Is this something we could have predicted?

Maybe, but probably not. Based on what we have learned from the machine learning studies described above, it appears that use of an antidepressant medication at any point in a woman’s lifetime, even if it was used many years ago, may be a more potent predictor of risk for PPD than other factors. But estimation of risk is subjective, and given the situational and remote nature of her previous episode of depression, her consistent high level of functioning and the fact that she has been well and off medication for the last 17 years, Ms A’s providers did not consider her to be at significant risk for PPD.

As mental health providers, we see many patients who are at high risk for recurrent psychiatric illness and follow them more closely. But in the general population, there are many women who are at increased risk for PPD, although they may not currently be receiving treatment for psychiatric illness. Although screening at 6 weeks identified Ms A as having postpartum depression, perhaps we could have made the diagnosis earlier or maybe we could have put in additional support to minimize her risk for depression.  

Imagine if we could use machine learning to enhance the care we deliver and to make more reliable estimations of risk. Maybe when Ms. A goes to her obstetrician during her next pregnancy, she will answer a few questions, a magic risk prediction algorithm will do its thing, and we will receive some sort of number or score that quantifies Ms. A’s risk for perinatal depression or anxiety. She and her obstetrician will then discuss what options are available to decrease her risk: for example, maybe a course of mindfulness-based cognitive therapy or the introduction of an antidepressant after delivery. (OK, maybe this sounds far-fetched, but this sort of precision medicine approach is already being used to make treatment decisions for patients with breast cancer.)  

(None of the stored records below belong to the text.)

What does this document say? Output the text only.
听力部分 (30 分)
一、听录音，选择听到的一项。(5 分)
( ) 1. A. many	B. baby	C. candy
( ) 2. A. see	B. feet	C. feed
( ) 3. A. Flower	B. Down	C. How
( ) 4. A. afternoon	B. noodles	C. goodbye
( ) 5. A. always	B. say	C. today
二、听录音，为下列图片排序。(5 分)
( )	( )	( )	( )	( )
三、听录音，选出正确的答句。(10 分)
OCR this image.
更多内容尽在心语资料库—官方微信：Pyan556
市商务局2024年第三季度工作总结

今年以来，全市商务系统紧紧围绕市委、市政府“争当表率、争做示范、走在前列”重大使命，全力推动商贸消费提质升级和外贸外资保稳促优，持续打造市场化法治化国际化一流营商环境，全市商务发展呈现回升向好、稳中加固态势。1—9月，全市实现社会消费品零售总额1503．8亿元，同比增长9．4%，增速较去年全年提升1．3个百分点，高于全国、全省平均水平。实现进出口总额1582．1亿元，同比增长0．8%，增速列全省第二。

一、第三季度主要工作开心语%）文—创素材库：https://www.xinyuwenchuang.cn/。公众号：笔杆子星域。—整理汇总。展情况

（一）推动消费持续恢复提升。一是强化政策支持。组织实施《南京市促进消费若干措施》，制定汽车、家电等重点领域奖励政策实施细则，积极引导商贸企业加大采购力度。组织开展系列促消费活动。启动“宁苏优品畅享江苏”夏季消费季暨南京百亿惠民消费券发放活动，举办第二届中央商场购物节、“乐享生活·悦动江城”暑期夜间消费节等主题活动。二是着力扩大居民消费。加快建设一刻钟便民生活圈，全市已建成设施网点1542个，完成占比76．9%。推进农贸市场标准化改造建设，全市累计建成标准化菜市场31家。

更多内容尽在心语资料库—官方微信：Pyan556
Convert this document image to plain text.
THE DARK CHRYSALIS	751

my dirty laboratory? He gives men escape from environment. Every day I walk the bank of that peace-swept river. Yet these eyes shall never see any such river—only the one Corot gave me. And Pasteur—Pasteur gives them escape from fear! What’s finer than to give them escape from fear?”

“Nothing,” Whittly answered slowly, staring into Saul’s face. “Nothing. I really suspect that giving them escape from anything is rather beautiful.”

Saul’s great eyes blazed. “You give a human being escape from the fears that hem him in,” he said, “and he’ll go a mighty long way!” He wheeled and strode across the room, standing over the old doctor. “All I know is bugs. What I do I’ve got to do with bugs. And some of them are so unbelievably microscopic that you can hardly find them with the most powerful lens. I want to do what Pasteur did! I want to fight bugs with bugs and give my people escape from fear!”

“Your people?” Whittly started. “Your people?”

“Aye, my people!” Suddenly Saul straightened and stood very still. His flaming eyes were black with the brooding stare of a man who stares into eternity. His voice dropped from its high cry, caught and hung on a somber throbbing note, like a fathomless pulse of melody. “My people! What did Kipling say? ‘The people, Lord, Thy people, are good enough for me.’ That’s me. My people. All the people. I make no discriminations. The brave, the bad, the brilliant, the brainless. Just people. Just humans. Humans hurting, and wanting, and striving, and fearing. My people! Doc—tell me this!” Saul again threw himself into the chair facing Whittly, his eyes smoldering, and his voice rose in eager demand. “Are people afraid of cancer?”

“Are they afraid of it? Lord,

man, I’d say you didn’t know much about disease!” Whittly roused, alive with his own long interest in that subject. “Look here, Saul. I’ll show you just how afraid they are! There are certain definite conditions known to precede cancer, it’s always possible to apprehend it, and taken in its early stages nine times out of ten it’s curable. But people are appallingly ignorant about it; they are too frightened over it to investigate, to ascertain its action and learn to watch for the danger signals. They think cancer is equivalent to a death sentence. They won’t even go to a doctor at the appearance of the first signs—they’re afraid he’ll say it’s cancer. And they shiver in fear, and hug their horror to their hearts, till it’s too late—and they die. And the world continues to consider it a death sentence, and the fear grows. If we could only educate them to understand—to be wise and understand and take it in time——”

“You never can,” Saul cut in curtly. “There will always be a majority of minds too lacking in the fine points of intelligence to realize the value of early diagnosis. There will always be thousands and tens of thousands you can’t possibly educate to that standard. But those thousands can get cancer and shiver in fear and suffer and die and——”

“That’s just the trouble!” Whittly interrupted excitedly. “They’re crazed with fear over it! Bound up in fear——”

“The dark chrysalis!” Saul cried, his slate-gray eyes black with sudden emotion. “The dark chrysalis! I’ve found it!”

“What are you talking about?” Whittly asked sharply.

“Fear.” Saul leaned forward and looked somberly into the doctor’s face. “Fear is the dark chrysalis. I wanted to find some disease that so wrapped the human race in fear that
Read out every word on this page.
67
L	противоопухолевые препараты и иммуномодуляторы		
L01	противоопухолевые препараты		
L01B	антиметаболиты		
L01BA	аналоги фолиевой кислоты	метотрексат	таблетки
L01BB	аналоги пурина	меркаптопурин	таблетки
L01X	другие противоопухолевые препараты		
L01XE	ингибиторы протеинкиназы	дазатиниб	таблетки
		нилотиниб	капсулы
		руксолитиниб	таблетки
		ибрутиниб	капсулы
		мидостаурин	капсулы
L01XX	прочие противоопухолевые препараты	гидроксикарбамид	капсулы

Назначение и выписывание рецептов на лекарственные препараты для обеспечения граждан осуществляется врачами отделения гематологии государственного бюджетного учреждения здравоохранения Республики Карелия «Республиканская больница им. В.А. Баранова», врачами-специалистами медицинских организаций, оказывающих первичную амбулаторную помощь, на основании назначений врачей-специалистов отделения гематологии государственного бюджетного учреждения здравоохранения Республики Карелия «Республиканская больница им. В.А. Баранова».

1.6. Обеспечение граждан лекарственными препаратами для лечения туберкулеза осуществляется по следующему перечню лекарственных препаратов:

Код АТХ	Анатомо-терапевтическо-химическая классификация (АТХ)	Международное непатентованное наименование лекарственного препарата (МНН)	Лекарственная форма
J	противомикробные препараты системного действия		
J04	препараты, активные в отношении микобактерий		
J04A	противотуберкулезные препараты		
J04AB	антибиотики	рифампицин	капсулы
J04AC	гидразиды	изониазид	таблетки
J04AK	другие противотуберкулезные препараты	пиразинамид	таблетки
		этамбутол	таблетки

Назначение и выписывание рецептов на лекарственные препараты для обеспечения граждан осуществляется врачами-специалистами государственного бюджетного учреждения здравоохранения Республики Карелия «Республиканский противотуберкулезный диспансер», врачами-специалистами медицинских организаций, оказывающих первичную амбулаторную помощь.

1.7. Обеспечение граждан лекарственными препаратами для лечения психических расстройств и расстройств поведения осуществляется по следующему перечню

These studies are preliminary but very exciting. Moving forward, we will need to test these predictive models in a variety of settings. A model designed to predict risk in Iowa City may not work as well in Beijing. Similarly a model trained with publicly insured individuals giving birth in an urban hospital setting may not perform the same way in a suburban mostly privately insured obstetric practice. Factors including race, ethnicity, socioeconomic status, community support, and access to health care are likely to vary from site to site. There may also be cultural differences to consider in generating these models, such as preference for a child of a particular gender. Nonetheless, it will be exciting to see how precision medicine unfolds within the field of perinatal psychiatry.

Ruta Nonacs, MD, PhD

References

Cellini P, Pigoni A, Delvecchio G, Moltrasio C, Brambilla P. Machine learning in the prediction of postpartum depression: A review. J Affect Disord. 2022 Jul 15; 309:350-357. 

Hochman E, Feldman B, Weizman A, Krivoy A, Gur S, Barzilay E, Gabay H, Levy J, Levinkron O, Lawrence G.  Development and validation of a machine learning-based postpartum depression prediction model: A nationwide cohort study. Depress Anxiety. 2021 Apr;38(4):400-411. doi: 10.1002/da.23123. Epub 2020 Dec 7.

Yang ST, Yang SQ, Duan KM, Tang YZ, Ping AQ, Bai ZH, Gao K, Shen Y, Chen MH, Yu RL, Wang SY. The development and application of a prediction model for postpartum depression: optimizing risk assessment and prevention in the clinic. J Affect Disord. 2022 Jan 1;296:434-442.